Sin embargo, lamentablemente, no existe una justa valoración del respeto con que debe tratarse este valioso don de Dios. No por alimentarlo, higienizarlo, broncearlo, maquillarlo, etcétera, se lo está valorando según el designio del Creador, ya que puede ser sólo por egoísmo, placer o vanagloria. La dignidad del cuerpo no sólo exige el cuidado de la salud física en todos sus aspectos, sino que nadie debería olvidar jamás que está destinado a resucitar en el último día, y que lo más excelente es que resucite para una vida sin fin en la misma gloria de Dios, y lo peor es que resucite para la condenación a la infelicidad eterna.

El ser humano, creado a imagen y semejanza de Dios, coronado de gloria y esplendor por el mismo Creador, que le dio el dominio sobre toda la obra de sus manos y todo lo puso bajo sus pies (cf. Salmo 8, 6-7), por su misma condición corporal es una síntesis del universo material. Por lo cual no tiene derecho a maltratarlo o descuidarlo.

“Porque todos debemos comparecer ante el Tribunal de Cristo, para que cada uno reciba, de acuerdo con sus obras buenas o malas, lo que mereció durante su vida mortal” (2 Cor 5, 10)

 

Por sobre su salud física está la aceptación amorosa de la Voluntad de Dios sobre la vida de cada individuo. Y no cabe reproche por altura, color de piel, defecto o carencia de miembros, porque siempre será mejor existir de cualquier modo que no existir, como enseña santo Tomás de Aquino. Además la subjetividad de lo que es mejor tiene la carga del relativismo.

El ser humano que valora y cuida su corporeidad no se preocupará demasiado por el bienestar físico, aunque se ocupará lo preciso, sabiendo aprovechar con astucia las incomodidades que pueda padecer a lo largo de su existencia, poniendo con serena sencillez los medios ordinarios para evitarlas o mejorarlas, sin perder jamás la gratitud y la alegría, ante todo por el sólo hecho de existir. Quien tiene vida puede dar gloria a Dios.

Nadie debería perder de vista la meta de su existencia. Fuimos creados por Dios y para Dios.
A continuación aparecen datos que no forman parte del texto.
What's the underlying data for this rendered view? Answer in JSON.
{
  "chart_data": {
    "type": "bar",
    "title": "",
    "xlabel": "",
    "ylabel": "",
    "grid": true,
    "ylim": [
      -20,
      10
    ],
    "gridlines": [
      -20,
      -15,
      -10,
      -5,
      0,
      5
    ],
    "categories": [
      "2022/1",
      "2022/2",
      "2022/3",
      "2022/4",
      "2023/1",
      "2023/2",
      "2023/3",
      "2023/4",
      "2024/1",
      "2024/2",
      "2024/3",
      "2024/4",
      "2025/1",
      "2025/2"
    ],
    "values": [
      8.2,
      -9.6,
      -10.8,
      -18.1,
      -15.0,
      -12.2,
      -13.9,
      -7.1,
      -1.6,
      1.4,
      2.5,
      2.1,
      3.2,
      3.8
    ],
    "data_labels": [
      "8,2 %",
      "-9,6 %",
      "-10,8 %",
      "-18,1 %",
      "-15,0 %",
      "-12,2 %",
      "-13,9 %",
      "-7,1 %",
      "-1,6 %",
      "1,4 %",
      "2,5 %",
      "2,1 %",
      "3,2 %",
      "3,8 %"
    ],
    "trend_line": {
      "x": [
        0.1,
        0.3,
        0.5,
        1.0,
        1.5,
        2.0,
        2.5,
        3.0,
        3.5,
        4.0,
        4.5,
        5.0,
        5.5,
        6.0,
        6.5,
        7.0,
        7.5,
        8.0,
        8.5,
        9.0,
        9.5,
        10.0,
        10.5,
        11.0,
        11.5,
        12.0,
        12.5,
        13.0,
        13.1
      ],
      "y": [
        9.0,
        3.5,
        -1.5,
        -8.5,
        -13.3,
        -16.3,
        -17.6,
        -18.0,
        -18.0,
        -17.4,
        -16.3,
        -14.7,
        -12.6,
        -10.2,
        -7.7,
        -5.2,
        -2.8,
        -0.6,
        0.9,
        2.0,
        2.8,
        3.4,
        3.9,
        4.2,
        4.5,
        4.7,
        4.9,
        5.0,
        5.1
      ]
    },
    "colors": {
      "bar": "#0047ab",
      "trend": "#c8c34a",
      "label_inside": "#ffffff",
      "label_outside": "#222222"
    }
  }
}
Nuestro destino último es Dios, pero como somos libres y podemos equivocarnos o encapricharnos con nuestras aspiraciones mezquinas, tenemos el riesgo cierto de perdernos en la sinuosidad de los senderos secundarios si salimos del Camino que nos orienta hacia la Vida Eterna. Para ello es nuestra condición corpórea que, guiada por la inteligencia y la voluntad, avanza hacia ese destino de felicidad plena y sin parangón alguno.

Si bien es grande la diferencia entre el cuerpo actual, de viandantes, y el cuerpo resucitado, de poseedores de la Vida Eterna, hay entre ellos un vínculo inviolable. La Iglesia enseña que el cuerpo resucitado es específica y numéricamente idéntico al cuerpo terreno. “Porque todos debemos comparecer ante el Tribunal de Cristo, para que cada uno reciba, de acuerdo con sus obras buenas o malas, lo que mereció durante su vida mortal” (2 Cor 5, 10).

Por nuestro cuerpo - ¡somos miembros de Cristo! - estamos en contacto con la realidad terrena, para que la dominemos, la trabajemos y la santifiquemos según la Voluntad de Dios y para su Gloria.